Le couple Siemens Alstom repose sur des déséquilibres

Joe Kaeser, le président du directoire de Siemens, a eu beau marteler hier que le projet de rapprochement avec Alstom dans le ferroviaire constitue une «fusion entre égaux», les faits peinent à confirmer son affirmation.
Au niveau du capital, le contrôle de Siemens est avéré. C’est même écrit noir sur blanc dans la présentation faite à ses investisseurs. Le groupe allemand aura 50,67% du capital de la nouvelle société. Des bons de souscription d’actions lui permettront d’acquérir, à des conditions encore non définies, 2% du capital supplémentaire, ce qui «sécurise sa majorité», indique la présentation.

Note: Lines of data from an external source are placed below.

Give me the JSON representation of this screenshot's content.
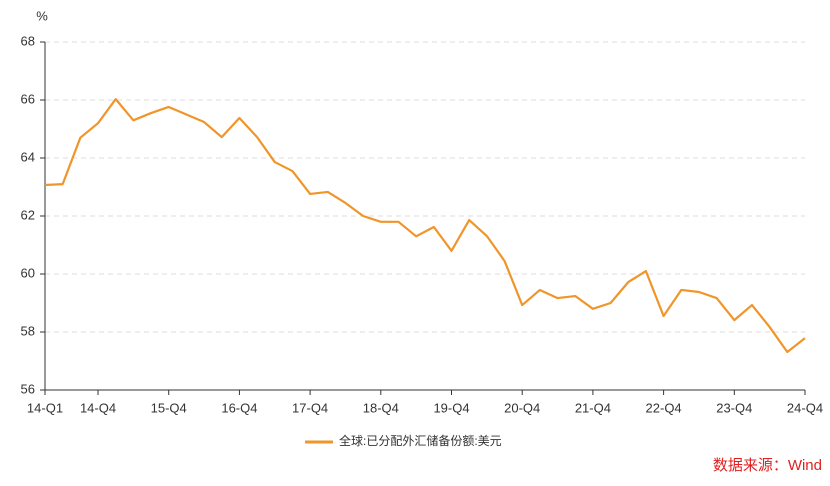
{
  "chart_data": {
    "type": "line",
    "y_label": "%",
    "categories": [
      "14-Q1",
      null,
      null,
      "14-Q4",
      null,
      null,
      null,
      "15-Q4",
      null,
      null,
      null,
      "16-Q4",
      null,
      null,
      null,
      "17-Q4",
      null,
      null,
      null,
      "18-Q4",
      null,
      null,
      null,
      "19-Q4",
      null,
      null,
      null,
      "20-Q4",
      null,
      null,
      null,
      "21-Q4",
      null,
      null,
      null,
      "22-Q4",
      null,
      null,
      null,
      "23-Q4",
      null,
      null,
      null,
      "24-Q4"
    ],
    "series": [
      {
        "name": "全球:已分配外汇储备份额:美元",
        "color": "#f0952a",
        "values": [
          63.07,
          63.1,
          64.7,
          65.2,
          66.03,
          65.3,
          65.55,
          65.76,
          65.5,
          65.24,
          64.72,
          65.38,
          64.72,
          63.86,
          63.55,
          62.76,
          62.83,
          62.45,
          62.0,
          61.8,
          61.8,
          61.3,
          61.62,
          60.8,
          61.86,
          61.31,
          60.45,
          58.93,
          59.45,
          59.17,
          59.24,
          58.8,
          59.0,
          59.72,
          60.1,
          58.55,
          59.45,
          59.38,
          59.17,
          58.41,
          58.93,
          58.17,
          57.31,
          57.79
        ]
      }
    ],
    "ylim": [
      56,
      68
    ],
    "yticks": [
      56,
      58,
      60,
      62,
      64,
      66,
      68
    ],
    "grid": true,
    "legend": "bottom",
    "source": "数据来源：Wind"
  }
}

Cette prise de contrôle ne demandera aucune sortie de cash à Siemens. Les 50% au capital seront obtenus en échange de l’apport de ses actifs ferroviaires. Qui plus est, la prime de contrôle de 4 euros par action versée aux actionnaires d’Alstom, soit 900 millions au total, sera «économiquement supportée» par Siemens, indique le groupe allemand dans sa présentation, avant d’expliquer quelques lignes plus tard qu’elle sera «financée avec les liquidités d’Alstom».
Ce déséquilibre se retrouve aussi au conseil d’administration. «Fusion entre égaux» ne rime pas avec répartition équitable des sièges. Avec 6 des 11 administrateurs, le groupe allemand n’aura pas la majorité absolue mais son poids sera autrement plus important que celui des 3 administrateurs indépendants venant d’Alstom. En tant que directeur général, Henri-Poupart Lafarge aura un siège au conseil d’administration et, hier, Joe Kaeser l’a assuré publiquement du «soutien total de Siemens». Mais aucun mécanisme ne garantit le maintien d’Henri Poupart-Lafarge à la direction générale ni que son successeur soit français ou issu des rangs d’Alstom. «Ne soyons pas obsédés par les nationalités, cela devient un peu embarrassant», a répondu un brin agacé, Henri Poupart-Lafarge.
Equipe à composer
Il faudra également proposer une «responsabilité importante dans la nouvelle entité» à Jochen Eickholt, l’actuel directeur général de Siemens Mobility, insistent les deux groupes. Or, dans ces «fusions entre égaux» la nomination des personnes aux postes clés est souvent source de tensions. Elle avait eu raison du projet de rapprochement entre Publicis et Omnicom et a longtemps empoisonné les relations chez LafargeHolcim avant que le camp suisse ne prenne totalement la main sur le groupe. «La manière dont nous allons composer la nouvelle équipe dirigeante consistera à choisir les meilleures personnes pour les différents postes, et nous n’allons pas commencer à tenir les comptes», a expliqué Henri Poupart-Lafarge.
Pour compenser le poids de Siemens au conseil d’administration, certaines décisions, comme la nomination du directeur général ou la localisation du siège social, ne pourront être approuvées qu’à une majorité qualifiée, c’est-à-dire avec l’avis favorable d’au moins 2 des 3 administrateurs indépendants. Mais avec la majorité du capital et des droits de vote de la future entité, Siemens aura la main sur la nomination en assemblée générale des administrateurs indépendants. Dans ce contexte, la future constitution des différents comités du conseil d’administration s’annonce cruciale.
Face à ces déséquilibres, Henri Poupart-Lafarge rétorque qu’il faut voir l’opération comme une «fusion entre égaux industrielle». Mais là encore, en attendant les projets communs que les deux groupes pourront initier, la balance penche côté allemand, avec la localisation outre-Rhin du siège des solutions de mobilité (signalisation…), l’activité à plus forte valeur ajoutée et moins soumise à la concurrence du constructeur chinois CRRC. La France aura le siège du matériel roulant.